Wednesday, June 2, 2010

Fried Eggs

There is just something about fried eggs. They stare down at us from those Denny's and Perkins' billboards along Route 22 in all their golden-yolked beauty. They are surrounded by pancakes, hash browns and sundry breakfast meats, but it is the fried eggs that catch our eye. The primitive part of our brain recognizes that golden, runny, warm, delicious yolk as jam-packed with pure protein.

Alas, the modern part of our brain screams, "Pure cholesterol! Have an egg white omelet if you've got to have eggs, but some nice tofu and oatmeal would be better for you. Don't you ever read the newspaper? It's full of heart-healthy recipes."

Until today, that is. Fried egg fans rejoiced to see the recipe for "Spaghetti with Fried Eggs and Cheese" featured along with the standard, disgustingly healthy "Thai Style Chicken Wraps with Mango Salsa", "Easy Gelatin Surprise", etc.

This is the real deal.

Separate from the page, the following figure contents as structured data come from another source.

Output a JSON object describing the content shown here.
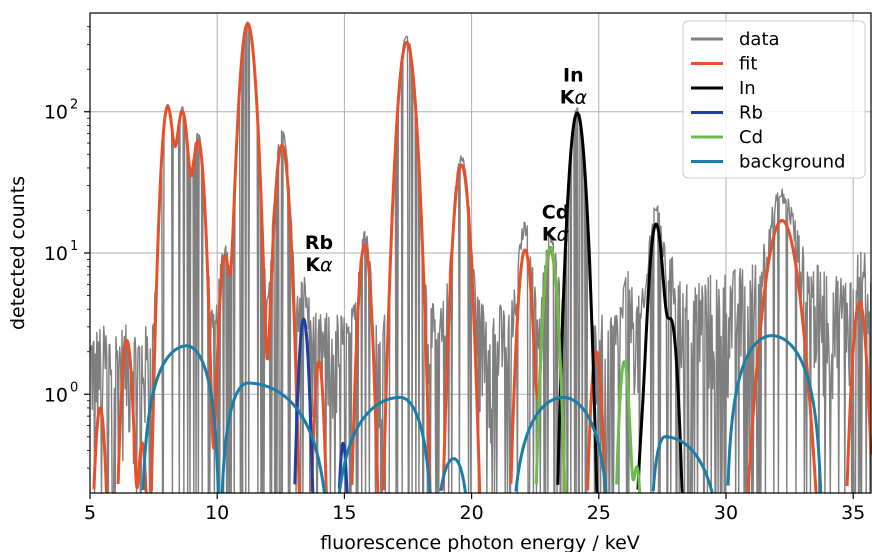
{
  "chart_data": {
    "type": "line",
    "xlabel": "fluorescence photon energy / keV",
    "ylabel": "detected counts",
    "xlim": [
      5,
      35.7
    ],
    "ylim": [
      0.2,
      500
    ],
    "y_scale": "log",
    "grid": true,
    "legend_position": "top-right",
    "x_ticks": [
      5,
      10,
      15,
      20,
      25,
      30,
      35
    ],
    "x_tick_labels": [
      "5",
      "10",
      "15",
      "20",
      "25",
      "30",
      "35"
    ],
    "y_ticks": [
      1,
      10,
      100
    ],
    "y_tick_labels": [
      "10",
      "10",
      "10"
    ],
    "y_tick_exponents": [
      "0",
      "1",
      "2"
    ],
    "annotations": [
      {
        "line1": "Rb",
        "line2": "K",
        "greek": "α",
        "x": 14.0,
        "y": 8.5
      },
      {
        "line1": "Cd",
        "line2": "K",
        "greek": "α",
        "x": 23.3,
        "y": 14.0
      },
      {
        "line1": "In",
        "line2": "K",
        "greek": "α",
        "x": 24.0,
        "y": 130
      }
    ],
    "series": [
      {
        "name": "data",
        "color": "#7f7f7f",
        "kind": "noisy",
        "base_regions": [
          [
            5.0,
            2.0
          ],
          [
            8.0,
            2.0
          ],
          [
            15.0,
            2.5
          ],
          [
            20.5,
            3.0
          ],
          [
            24.5,
            2.0
          ],
          [
            28.0,
            4.0
          ],
          [
            32.5,
            6.0
          ],
          [
            35.7,
            4.0
          ]
        ],
        "peaks": [
          [
            8.05,
            110,
            0.18
          ],
          [
            8.63,
            105,
            0.18
          ],
          [
            9.25,
            68,
            0.18
          ],
          [
            10.3,
            9.0,
            0.16
          ],
          [
            11.2,
            430,
            0.22
          ],
          [
            12.55,
            72,
            0.2
          ],
          [
            13.4,
            3.4,
            0.15
          ],
          [
            15.8,
            12,
            0.18
          ],
          [
            17.45,
            340,
            0.24
          ],
          [
            19.6,
            45,
            0.22
          ],
          [
            22.1,
            13,
            0.2
          ],
          [
            23.1,
            11,
            0.2
          ],
          [
            24.15,
            105,
            0.22
          ],
          [
            26.1,
            3.0,
            0.15
          ],
          [
            27.25,
            18,
            0.2
          ],
          [
            27.85,
            3.3,
            0.18
          ],
          [
            32.2,
            20,
            0.4
          ],
          [
            35.3,
            4.8,
            0.2
          ]
        ]
      },
      {
        "name": "fit",
        "color": "#e8502a",
        "kind": "peaks",
        "peaks": [
          [
            5.4,
            0.8,
            0.15
          ],
          [
            6.45,
            2.4,
            0.16
          ],
          [
            7.05,
            0.45,
            0.12
          ],
          [
            8.05,
            108,
            0.18
          ],
          [
            8.63,
            100,
            0.18
          ],
          [
            9.25,
            62,
            0.18
          ],
          [
            10.3,
            9.5,
            0.16
          ],
          [
            11.2,
            420,
            0.22
          ],
          [
            12.55,
            58,
            0.2
          ],
          [
            14.0,
            1.7,
            0.14
          ],
          [
            15.8,
            11.5,
            0.18
          ],
          [
            17.45,
            310,
            0.24
          ],
          [
            19.6,
            42,
            0.22
          ],
          [
            22.1,
            10.5,
            0.2
          ],
          [
            23.1,
            10.5,
            0.2
          ],
          [
            24.9,
            2.0,
            0.16
          ],
          [
            32.2,
            17,
            0.45
          ],
          [
            35.25,
            4.5,
            0.2
          ]
        ]
      },
      {
        "name": "In",
        "color": "#000000",
        "kind": "peaks",
        "peaks": [
          [
            24.15,
            98,
            0.22
          ],
          [
            26.7,
            0.35,
            0.14
          ],
          [
            27.25,
            16,
            0.2
          ],
          [
            27.85,
            3.2,
            0.18
          ]
        ]
      },
      {
        "name": "Rb",
        "color": "#1f3f9f",
        "kind": "peaks",
        "peaks": [
          [
            13.4,
            3.4,
            0.15
          ],
          [
            14.95,
            0.45,
            0.12
          ]
        ]
      },
      {
        "name": "Cd",
        "color": "#6abf4b",
        "kind": "peaks",
        "peaks": [
          [
            23.1,
            11,
            0.2
          ],
          [
            26.0,
            1.7,
            0.15
          ],
          [
            26.5,
            0.3,
            0.12
          ]
        ]
      },
      {
        "name": "background",
        "color": "#1a7fa8",
        "kind": "hump",
        "humps": [
          [
            7.0,
            8.8,
            10.1,
            2.2
          ],
          [
            10.1,
            11.2,
            14.5,
            1.2
          ],
          [
            14.5,
            17.2,
            18.5,
            0.95
          ],
          [
            18.5,
            19.3,
            20.0,
            0.35
          ],
          [
            21.5,
            23.6,
            25.5,
            0.95
          ],
          [
            27.0,
            27.6,
            30.0,
            0.5
          ],
          [
            30.0,
            31.8,
            33.8,
            2.6
          ]
        ]
      }
    ]
  }
}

While the pasta cooks, we fry up some garlic in oil, add the eggs, cook them until the whites are set and the yolks are runny, remove the eggs, dump the oil / garlic mix onto the pasta (can't waste any of those calories), toss the pasta with cheese and parsley, top each serving of pasta with an egg, and cut the yolk to allow all that golden goodness to create a veritable gut-busting, cholesterol-laden calorie bomb. Take that, Easy Gelatin Surprise!

It was hearty, he-man breakfasts like Spaghetti with Fried Eggs and Cheese that made America great. Lewis and Clark wouldn't have made it across the Rockies with an egg white omelet under their belt. It's about time the newspaper's Wednesday Food Section realized this.